[R-sig-ME] Should blocking factors be modeled as random effects?
Prew, Paul
Paul.Prew at ecolab.com
Thu Feb 5 02:20:37 CET 2009
Thank to everyone who replied to my initial query. I've appreciated the
different angles presented for how random effects fit with designed
experiments.
------------------------------
Message: 2
Date: Sat, 31 Jan 2009 10:20:29 -0600
From: Douglas Bates <bates at stat.wisc.edu>
Subject: Re: [R-sig-ME] Should blocking factors be modeled as random
effects?
To: "Prew, Paul" <Paul.Prew at ecolab.com>
Cc: r-sig-mixed-models at r-project.org
Message-ID:
<40e66e0b0901310820n737f27d0nafbbf3b7e299634e at mail.gmail.com>
Content-Type: text/plain; charset=ISO-8859-1
On Mon, Jan 26, 2009 at 2:42 PM, Prew, Paul <Paul.Prew at ecolab.com>
wrote:
> I have been following your R discussion list on mixed modeling for a
> few weeks, in hopes of understanding mixed modeling better. And it
> has helped. I was not aware of the controversy surrounding degrees of
> freedom and the distribution of test statistics. I have just been
> trusting the ANOVA output from software (Minitab, JMP) that reported F
> tests. JMP uses Kenward-Roger, Minitab's ANOVA reports an
> F-statistic, followed by "F-test not exact for this term".
>
> A recent mention by Douglas Bates of George Box, though, hit upon an
> aspect of mixed models that has confused me. I'm an industrial
> statistician, and studied statistics at Iowa State and the University
> of Minnesota. I have had 3 courses in DOE, 2 at the graduate level,
> and none of them mentioned blocking factors could (should?) be modeled
> as random effects. **Exception: the whole plots in a split plot
> design were taught as random effects.**
>
> The 2005 update to Box Hunter Hunter discusses blocking as does Wu &
> Hamada (2000). Both texts model blocking factors such as Days and
> Batches as fixed effects. Montgomery's DOE text, 2009 rev., pretty
> consistently states that blocks can be either random or fixed. Don't
> have a consensus from that small sample.
>
> I'm trying to understand the implications if I consistently used
> random effects for DOE analysis.
>
> I'm quite willing to use R for mixed models, seeing as Minitab, JMP
etc.
> appear to use degrees of freedom calculations that are questionable.

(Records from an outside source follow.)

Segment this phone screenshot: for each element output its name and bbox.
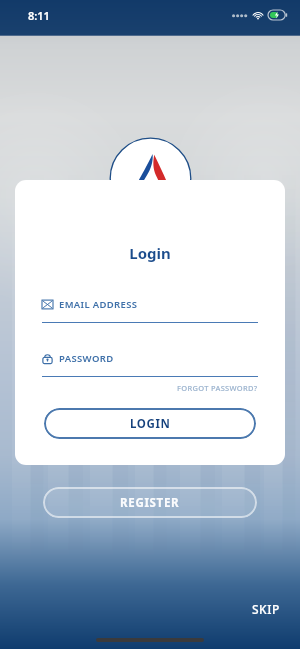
other: Email — [42, 299, 53, 310]
button[interactable]: REGISTER — [43, 487, 257, 518]
staticText: LOGIN — [130, 416, 171, 432]
staticText: PASSWORD — [59, 352, 114, 365]
staticText: 8:11 — [28, 8, 50, 23]
button[interactable]: FORGOT PASSWORD? — [15, 383, 258, 393]
staticText: SKIP — [252, 601, 280, 617]
staticText: REGISTER — [120, 495, 180, 511]
button[interactable]: LOGIN — [44, 408, 256, 439]
other: Password — [42, 353, 53, 364]
button[interactable]: Email — [42, 298, 258, 323]
staticText: FORGOT PASSWORD? — [177, 383, 258, 393]
button[interactable]: Password — [42, 352, 258, 377]
staticText: EMAIL ADDRESS — [59, 298, 138, 311]
staticText: Login — [15, 243, 285, 263]
button[interactable]: SKIP — [246, 597, 286, 621]
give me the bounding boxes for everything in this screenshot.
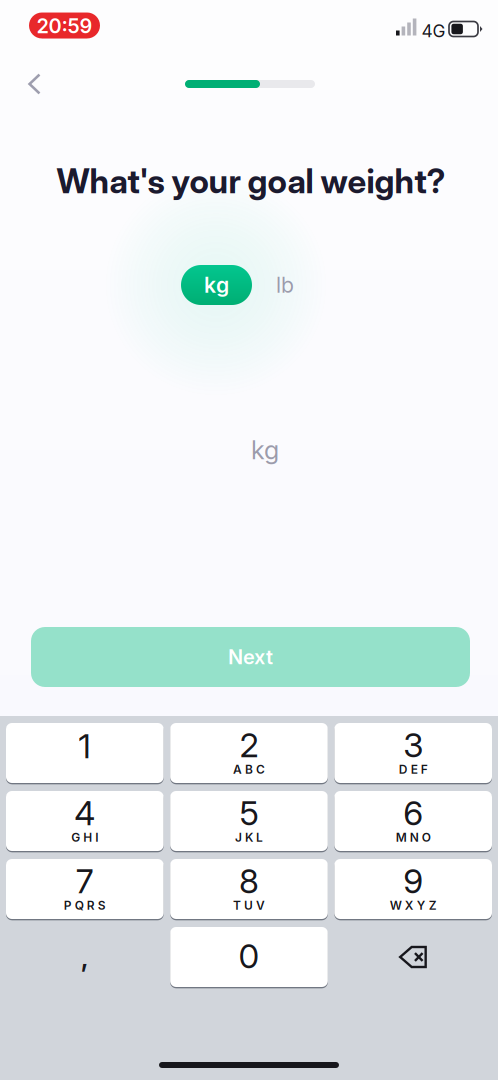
staticText: 20:59	[36, 14, 92, 38]
staticText: ,	[81, 941, 89, 973]
staticText: 1	[78, 726, 91, 766]
button[interactable]: 0	[170, 927, 328, 987]
button[interactable]: 6	[334, 791, 492, 851]
staticText: W X Y Z	[390, 898, 437, 912]
button[interactable]: 8	[170, 859, 328, 919]
staticText: A B C	[233, 762, 265, 776]
staticText: 6	[403, 793, 423, 833]
staticText: D E F	[399, 762, 428, 776]
button[interactable]: Back	[12, 61, 58, 107]
staticText: T U V	[233, 898, 265, 912]
button[interactable]: 5	[170, 791, 328, 851]
button[interactable]: Next	[31, 627, 470, 687]
button[interactable]: Delete	[334, 927, 492, 987]
button[interactable]: 1	[6, 723, 164, 783]
button[interactable]: kg	[181, 265, 252, 305]
staticText: 4	[74, 793, 95, 833]
staticText: M N O	[396, 830, 431, 844]
staticText: J K L	[235, 830, 263, 844]
button[interactable]: 3	[334, 723, 492, 783]
staticText: 7	[76, 861, 94, 901]
button[interactable]: 4	[6, 791, 164, 851]
staticText: G H I	[71, 830, 98, 844]
button[interactable]: ,	[6, 927, 164, 987]
button[interactable]: lb	[263, 265, 307, 305]
staticText: 2	[240, 725, 258, 765]
staticText: 4G	[422, 20, 446, 42]
staticText: 3	[403, 725, 423, 765]
button[interactable]: 9	[334, 859, 492, 919]
staticText: kg	[204, 272, 229, 298]
staticText: 8	[239, 861, 259, 901]
staticText: 5	[240, 793, 258, 833]
staticText: kg	[251, 435, 279, 465]
staticText: Next	[228, 645, 273, 669]
staticText: 0	[238, 936, 260, 976]
staticText: What's your goal weight?	[56, 161, 446, 201]
staticText: P Q R S	[64, 898, 106, 912]
staticText: lb	[276, 272, 294, 298]
button[interactable]: 2	[170, 723, 328, 783]
staticText: 9	[403, 861, 423, 901]
button[interactable]: 7	[6, 859, 164, 919]
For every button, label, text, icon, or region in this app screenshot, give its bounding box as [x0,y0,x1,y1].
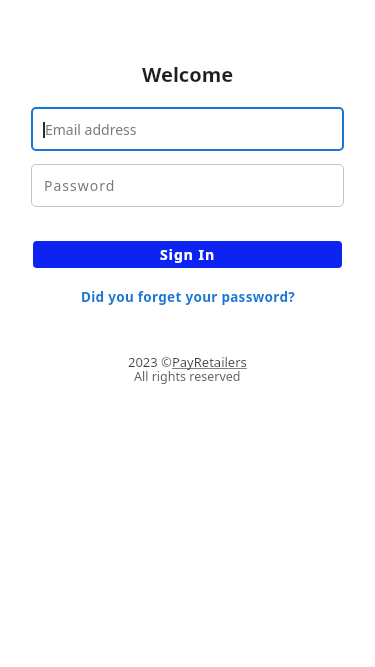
staticText: 2023 ©PayRetailers [128,353,247,371]
button[interactable]: Did you forget your password? [0,288,375,306]
button[interactable]: Email address [31,107,344,151]
staticText: Password [44,176,116,195]
button[interactable]: 2023 ©PayRetailers [0,353,375,371]
button[interactable]: Password [31,164,344,207]
staticText: All rights reserved [134,368,241,385]
button[interactable]: Sign In [33,241,342,268]
staticText: Sign In [160,245,216,264]
staticText: Did you forget your password? [81,288,295,306]
staticText: Email address [45,120,137,139]
staticText: Welcome [142,61,234,88]
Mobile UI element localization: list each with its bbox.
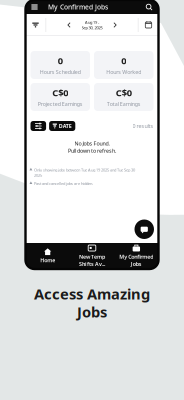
staticText: New Temp [79,253,105,260]
staticText: Shifts Av... [79,260,105,267]
staticText: My Confirmed [119,253,153,260]
button[interactable]: Filter [26,14,46,36]
staticText: C$0 [116,86,132,99]
staticText: Projected Earnings [38,100,83,108]
staticText: 0 results [132,122,154,130]
staticText: C$0 [52,86,68,99]
staticText: Home [40,257,55,264]
staticText: Jobs [77,302,107,322]
staticText: Sep 30, 2025 [82,25,102,30]
staticText: Only showing jobs between Tue Aug 19 202… [34,167,135,178]
staticText: Hours Worked [106,68,141,76]
button[interactable]: Filters [30,121,46,131]
button[interactable]: Search [142,0,156,14]
button[interactable]: New Temp [70,245,114,267]
staticText: DATE [59,122,72,130]
staticText: Pull down to refresh. [68,147,116,154]
button[interactable]: Pick dates [138,14,158,36]
button[interactable]: Home [26,245,70,267]
button[interactable]: Next period [109,14,121,36]
button[interactable]: My Confirmed [114,245,158,267]
staticText: My Confirmed Jobs [48,3,108,12]
staticText: Past and cancelled jobs are hidden. [34,181,93,186]
button[interactable]: Previous period [63,14,75,36]
staticText: Total Earnings [107,100,141,108]
staticText: No Jobs Found. [74,140,110,147]
staticText: Access Amazing [34,284,150,304]
staticText: Aug 19 - [85,20,99,25]
staticText: Hours Scheduled [40,68,81,76]
staticText: 0 [58,54,63,67]
staticText: 0 [121,54,126,67]
button[interactable]: Chat [134,220,154,239]
button[interactable]: Menu [28,0,41,14]
button[interactable]: DATE [49,121,75,131]
staticText: Jobs [131,260,142,268]
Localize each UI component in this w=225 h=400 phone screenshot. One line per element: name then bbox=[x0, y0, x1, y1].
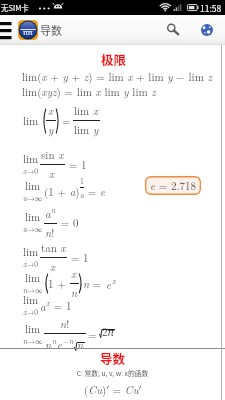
staticText: (Cu)′ = Cu′ bbox=[84, 382, 142, 398]
staticText: lim y bbox=[74, 122, 99, 138]
staticText: = 1 bbox=[67, 250, 89, 266]
staticText: x bbox=[48, 103, 54, 119]
staticText: −n bbox=[63, 335, 74, 346]
staticText: 1 bbox=[80, 175, 84, 186]
staticText: x→0 bbox=[23, 258, 39, 269]
staticText: x bbox=[112, 275, 116, 286]
staticText: lim bbox=[25, 321, 41, 337]
staticText: n bbox=[51, 204, 56, 215]
staticText: lim bbox=[23, 113, 39, 129]
staticText: 导数 bbox=[100, 349, 126, 367]
staticText: a bbox=[80, 189, 84, 200]
staticText: lim(xyz) = lim x lim y lim z bbox=[22, 84, 156, 100]
staticText: x bbox=[49, 166, 55, 182]
staticText: 极限 bbox=[101, 50, 127, 68]
staticText: lim(x + y + z) = lim x + lim y − lim z bbox=[22, 69, 212, 85]
staticText: lim bbox=[23, 151, 39, 167]
staticText: lim bbox=[25, 178, 41, 194]
button[interactable]: 菜单 bbox=[0, 15, 14, 44]
staticText: lim bbox=[25, 209, 41, 225]
staticText: 11:58 bbox=[200, 2, 222, 14]
staticText: x bbox=[50, 259, 56, 275]
staticText: n bbox=[77, 337, 84, 353]
staticText: e bbox=[106, 277, 112, 293]
staticText: n→∞ bbox=[23, 284, 43, 295]
staticText: n bbox=[71, 285, 78, 301]
button[interactable]: ππ bbox=[18, 15, 62, 44]
staticText: n bbox=[52, 335, 57, 346]
staticText: a bbox=[45, 206, 51, 222]
staticText: n→∞ bbox=[23, 335, 43, 346]
staticText: e bbox=[57, 337, 63, 353]
staticText: lim bbox=[23, 292, 39, 308]
staticText: n = bbox=[83, 276, 106, 292]
staticText: = 0 bbox=[57, 215, 79, 231]
staticText: x bbox=[71, 266, 77, 282]
staticText: = bbox=[62, 113, 71, 129]
staticText: sin x bbox=[41, 147, 64, 163]
staticText: x→0 bbox=[23, 165, 39, 176]
staticText: n! bbox=[60, 316, 70, 332]
staticText: lim bbox=[25, 270, 41, 286]
staticText: 无SIM卡 bbox=[1, 2, 29, 13]
staticText: (1 + a) bbox=[44, 184, 80, 200]
staticText: n bbox=[45, 337, 52, 353]
staticText: C: 常数; u, v, w: x的函数 bbox=[0, 368, 225, 378]
staticText: 1 + bbox=[48, 276, 70, 292]
staticText: = e bbox=[84, 184, 105, 200]
staticText: = 1 bbox=[65, 157, 87, 173]
button[interactable]: e = 2.718 bbox=[145, 176, 201, 195]
staticText: 导数 bbox=[40, 22, 62, 38]
staticText: lim x bbox=[74, 103, 99, 119]
staticText: n! bbox=[45, 225, 55, 241]
button[interactable]: 搜索 bbox=[162, 15, 184, 44]
staticText: lim bbox=[23, 244, 39, 260]
staticText: e = 2.718 bbox=[150, 178, 197, 194]
staticText: a→∞ bbox=[23, 223, 43, 234]
staticText: tan x bbox=[41, 240, 66, 256]
staticText: ππ bbox=[23, 27, 33, 37]
staticText: y bbox=[48, 122, 54, 138]
staticText: 2π bbox=[102, 324, 114, 340]
button[interactable]: 网页 bbox=[195, 15, 219, 44]
staticText: a→∞ bbox=[23, 192, 43, 203]
staticText: x bbox=[46, 297, 50, 308]
staticText: = 1 bbox=[50, 298, 72, 314]
staticText: = bbox=[88, 327, 97, 343]
staticText: a bbox=[40, 299, 46, 315]
staticText: x→0 bbox=[23, 306, 39, 317]
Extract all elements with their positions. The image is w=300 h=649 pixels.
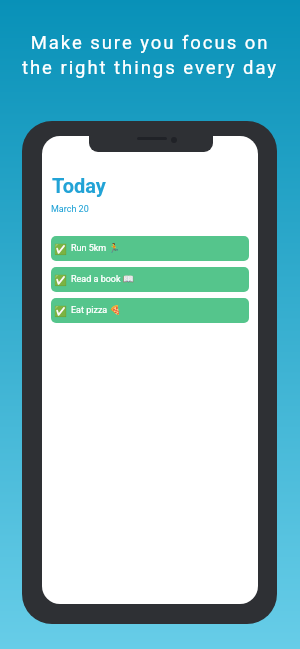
staticText: Make sure you focus on the right things … — [0, 32, 300, 78]
staticText: Read a book 📖 — [71, 274, 134, 285]
staticText: ✅ — [54, 274, 68, 286]
button[interactable]: ✅ — [51, 236, 249, 261]
button[interactable]: ✅ — [51, 298, 249, 323]
staticText: ✅ — [54, 305, 68, 317]
staticText: Today — [52, 174, 106, 197]
staticText: Run 5km 🏃 — [71, 243, 120, 254]
staticText: Eat pizza 🍕 — [71, 305, 121, 316]
staticText: ✅ — [54, 243, 68, 255]
staticText: March 20 — [51, 204, 89, 215]
button[interactable]: ✅ — [51, 267, 249, 292]
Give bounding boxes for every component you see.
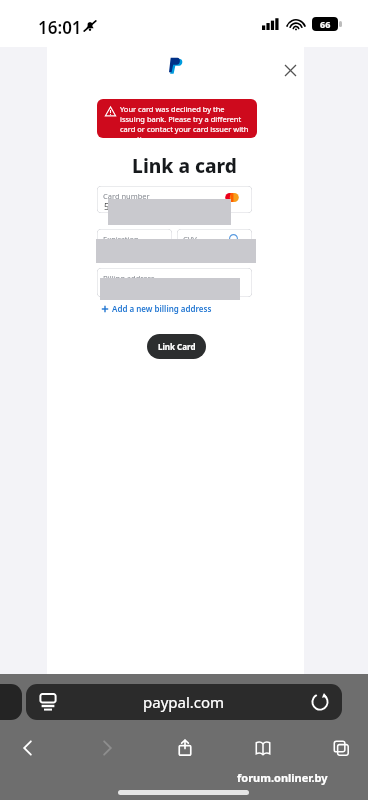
button[interactable]: Forward — [95, 736, 119, 760]
button[interactable]: Close — [282, 62, 299, 79]
button[interactable]: Reader view — [38, 692, 58, 712]
staticText: Add a new billing address — [112, 303, 212, 314]
staticText: forum.onliner.by — [237, 770, 328, 785]
button[interactable]: CVV — [177, 229, 252, 255]
button[interactable]: Reload — [310, 692, 330, 712]
staticText: paypal.com — [143, 692, 225, 712]
button[interactable]: Card number — [97, 186, 252, 213]
button[interactable]: paypal.com — [26, 684, 342, 720]
staticText: Link a card — [132, 153, 237, 179]
button[interactable]: Back — [16, 736, 40, 760]
staticText: CVV — [183, 234, 197, 244]
staticText: Card number — [103, 191, 150, 201]
button[interactable]: Tabs — [329, 736, 353, 760]
button[interactable]: Billing address — [97, 268, 252, 297]
staticText: 66 — [320, 18, 331, 30]
staticText: 16:01 — [38, 16, 82, 39]
button[interactable]: Link Card — [147, 334, 206, 359]
button[interactable]: Expiration — [97, 229, 172, 255]
staticText: 5 — [104, 200, 110, 212]
staticText: Billing address — [103, 273, 155, 283]
staticText: Link Card — [158, 341, 196, 352]
button[interactable]: Add a new billing address — [101, 303, 212, 314]
staticText: Your card was declined by the issuing ba… — [120, 104, 250, 138]
button[interactable]: Bookmarks — [251, 736, 275, 760]
staticText: Expiration — [103, 234, 139, 244]
button[interactable]: Share — [173, 736, 197, 760]
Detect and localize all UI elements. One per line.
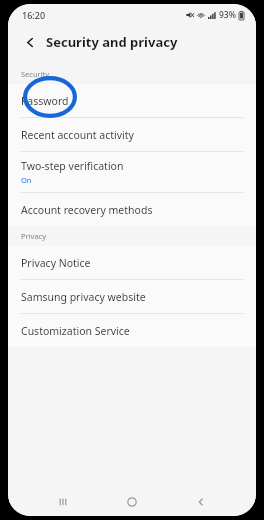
button[interactable]: Home: [118, 488, 146, 516]
button[interactable]: Customization Service: [8, 314, 256, 347]
staticText: On: [21, 175, 32, 185]
staticText: Security: [21, 69, 50, 79]
button[interactable]: Two-step verification: [8, 152, 256, 193]
button[interactable]: Account recovery methods: [8, 193, 256, 226]
staticText: 93%: [219, 9, 236, 21]
staticText: Account recovery methods: [21, 203, 153, 217]
button[interactable]: Recent account activity: [8, 118, 256, 152]
staticText: Samsung privacy website: [21, 290, 146, 304]
button[interactable]: Password: [8, 84, 256, 118]
button[interactable]: Back: [18, 30, 42, 54]
staticText: Privacy: [21, 231, 47, 241]
button[interactable]: Samsung privacy website: [8, 280, 256, 314]
button[interactable]: Recent apps: [49, 488, 77, 516]
button[interactable]: Back: [187, 488, 215, 516]
staticText: 16:20: [22, 9, 46, 21]
staticText: Recent account activity: [21, 128, 134, 142]
staticText: Password: [21, 94, 69, 108]
staticText: Customization Service: [21, 324, 130, 338]
staticText: Security and privacy: [46, 33, 178, 51]
button[interactable]: Privacy Notice: [8, 246, 256, 280]
staticText: Two-step verification: [21, 159, 124, 173]
staticText: Privacy Notice: [21, 256, 91, 270]
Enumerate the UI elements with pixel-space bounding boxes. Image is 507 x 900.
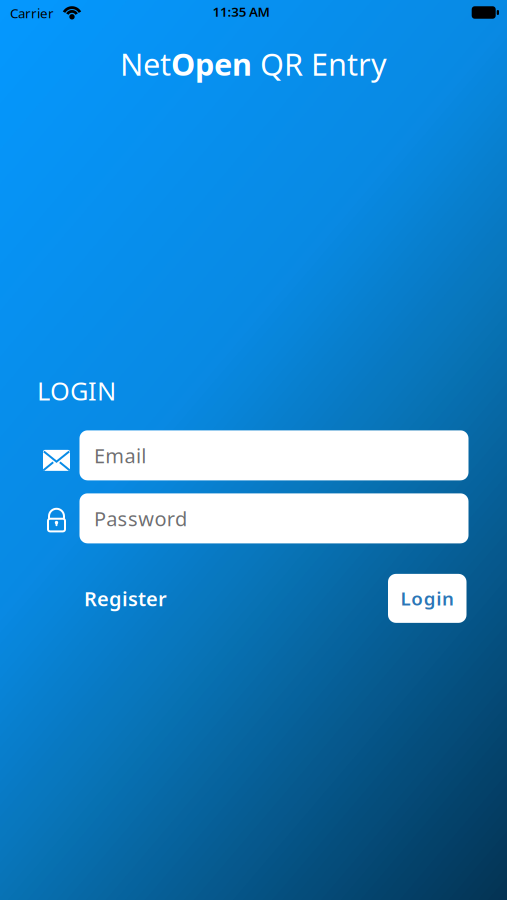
staticText: Register (84, 585, 167, 612)
staticText: Net (120, 44, 171, 84)
button[interactable]: Email (80, 430, 468, 480)
staticText: Login (401, 586, 454, 611)
button[interactable]: Register (84, 585, 167, 612)
button[interactable]: Login (388, 574, 466, 623)
button[interactable]: Password (80, 493, 468, 543)
staticText: QR Entry (252, 44, 387, 84)
staticText: 11:35 AM (212, 3, 270, 20)
staticText: Email (94, 442, 146, 469)
staticText: Carrier (10, 4, 54, 22)
staticText: LOGIN (37, 374, 116, 407)
staticText: Open (171, 44, 252, 84)
staticText: Password (94, 505, 187, 532)
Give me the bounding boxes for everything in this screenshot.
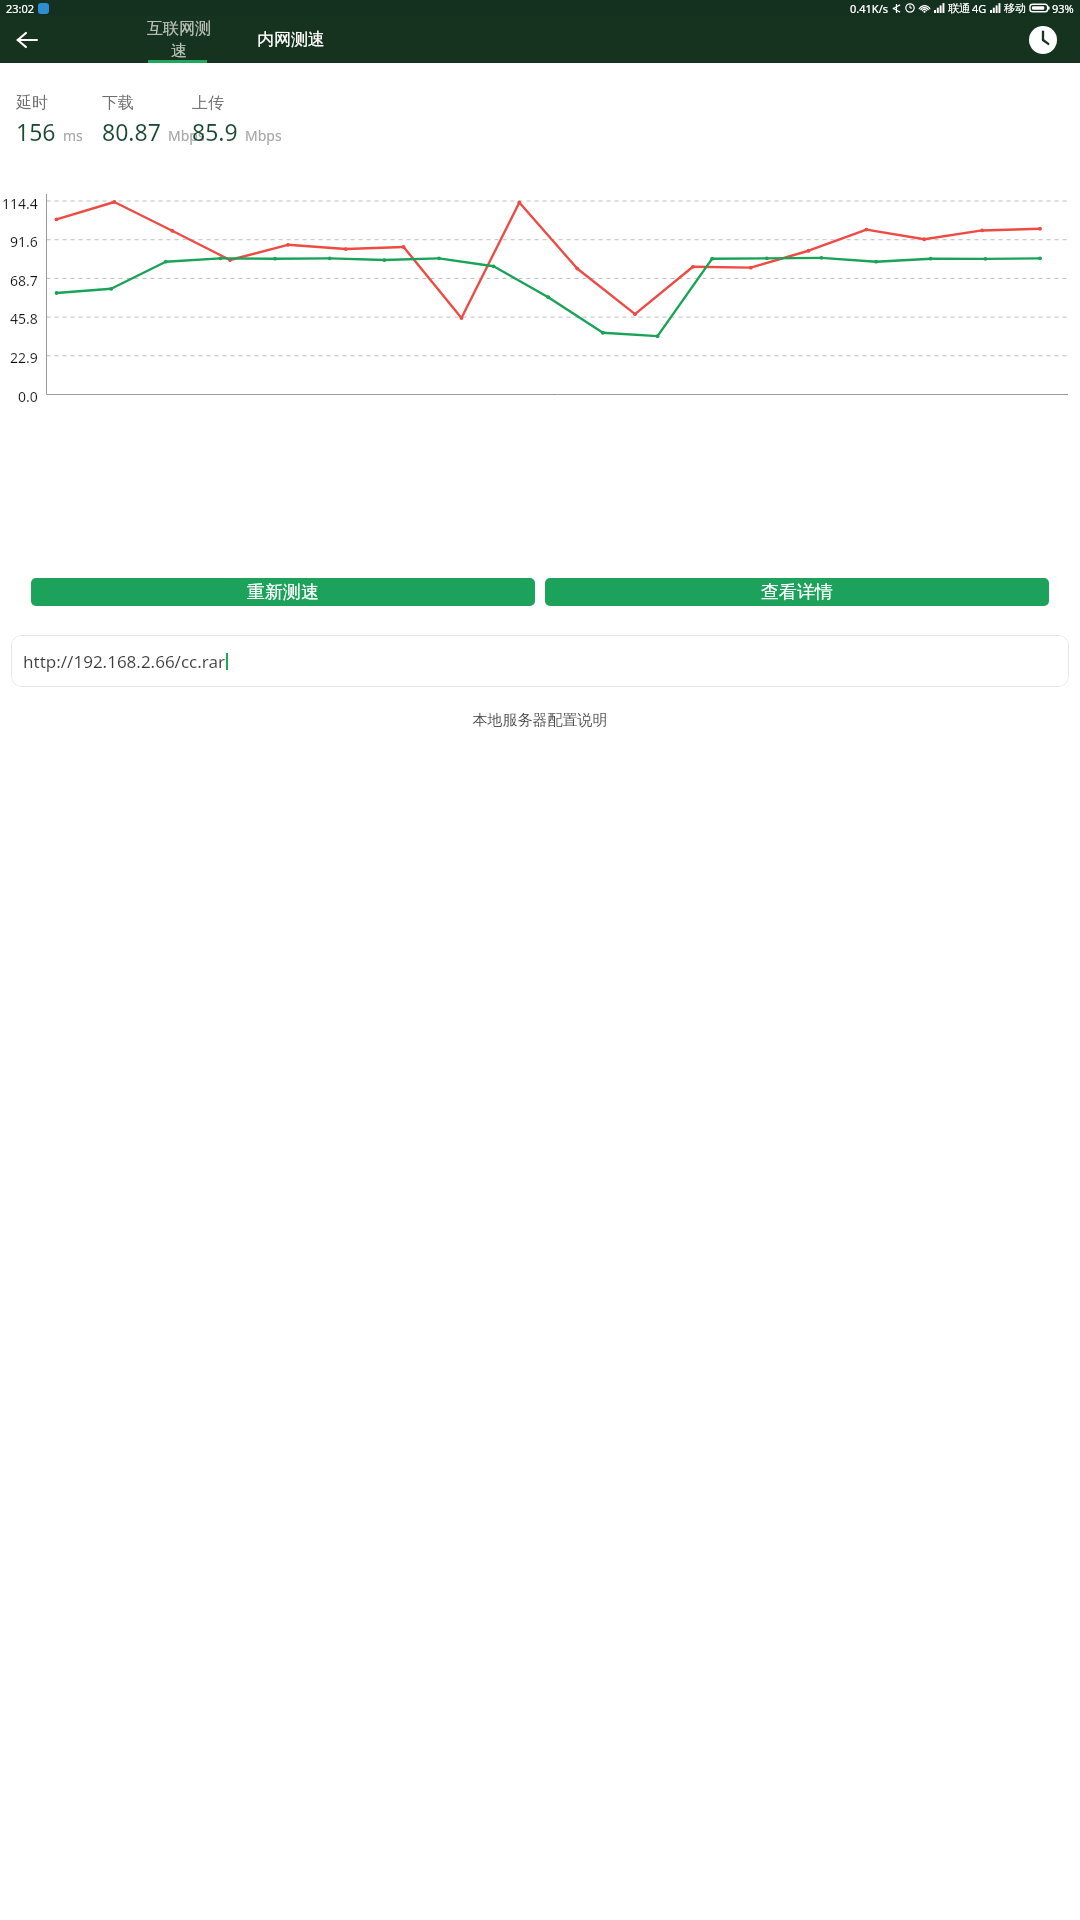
staticText: 下载 — [102, 93, 134, 113]
staticText: 23:02 — [6, 1, 35, 16]
staticText: 80.87 — [102, 116, 161, 147]
button[interactable]: 互联网测速 — [131, 16, 227, 63]
button[interactable]: History — [1026, 23, 1060, 57]
button[interactable]: 查看详情 — [545, 578, 1049, 606]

> But as Douglas points out --- Box said, "all models are wrong, some
> are useful" => Box's latest text doesn't bother with random effects
> for DOE => does it follow that for practical purposes it's OK to
> consider blocks as fixed? There are certainly several advantages to
> keeping it simple (i.e. fixed only):
> * The analyses we (my statistics group) provide to our chemists and
> engineers are more easily understood
> * The 2-day short courses we teach in DOE to these same coworkers
> couldn't realistically get across the idea of mixed model analysis ---
> they would become less self-sufficient, where we're trying to make
> them more self-sufficient
> * We have a handful of softwares (Minitab, JMP, Design Expert) that
> can perform DOE and augment the results in a number of ways:
> *** fold-over the design to resolve aliasing in fractional designs
> *** add axial runs to enable Response Surface methods
> *** add distributions to the input factors, enabling
> Robustness/Sensitivity analyses
> *** running optimization algorithms to suggest the factor settings
> that simultaneously consider multiple objectives
> ***** Not to mention the loss of Sample Size Calculations, far and
> away my most frequent request None of these softwares recognize random
> factors to perform these augmentations
>
> Replacing this functionality with R is going to be a high learning
> curve, and probably not entirely possible. My coding skills in R
> consist of cutting and pasting what others have done.
>
> I don't really expect that there's a "right" answer to the question of
> random effects in DOE. But I do believe that beyond the loss of
> p-values, there are other ramifications for advising experimenters,
> '"You can't trust results from your blocking on Days (or Shifts or RM
> Lots or Batches, etc) unless they are modeled as random effects."
>
> There's statistical significance, and practical significance. My hope
> is that blocks while random effects are statistically "truer", their
> marginal worth over fixed effects in DOE is ignorable. Again, I don't
> want this to come across as shooting the messenger, you are only
> laying out the current state of art and the work that remains to be
> done. But any insight you can provide into what's practical right now
> would be highly interesting.
Thanks for bringing up the topic, Paul. As you and I know, you
originally sent your question to me and I encouraged you to send it to
this list.
As I wrote in my initial response to you, "My off-the-cuff reaction is
that in these situations the effects of blocking factors are regarded as
nuisance parameters whereas in many mixed-model situations the variances
and sometimes the values of the random effects are themselves of
interest. When the effects are nuisance parameters the simplest
approach is to model them as fixed effects."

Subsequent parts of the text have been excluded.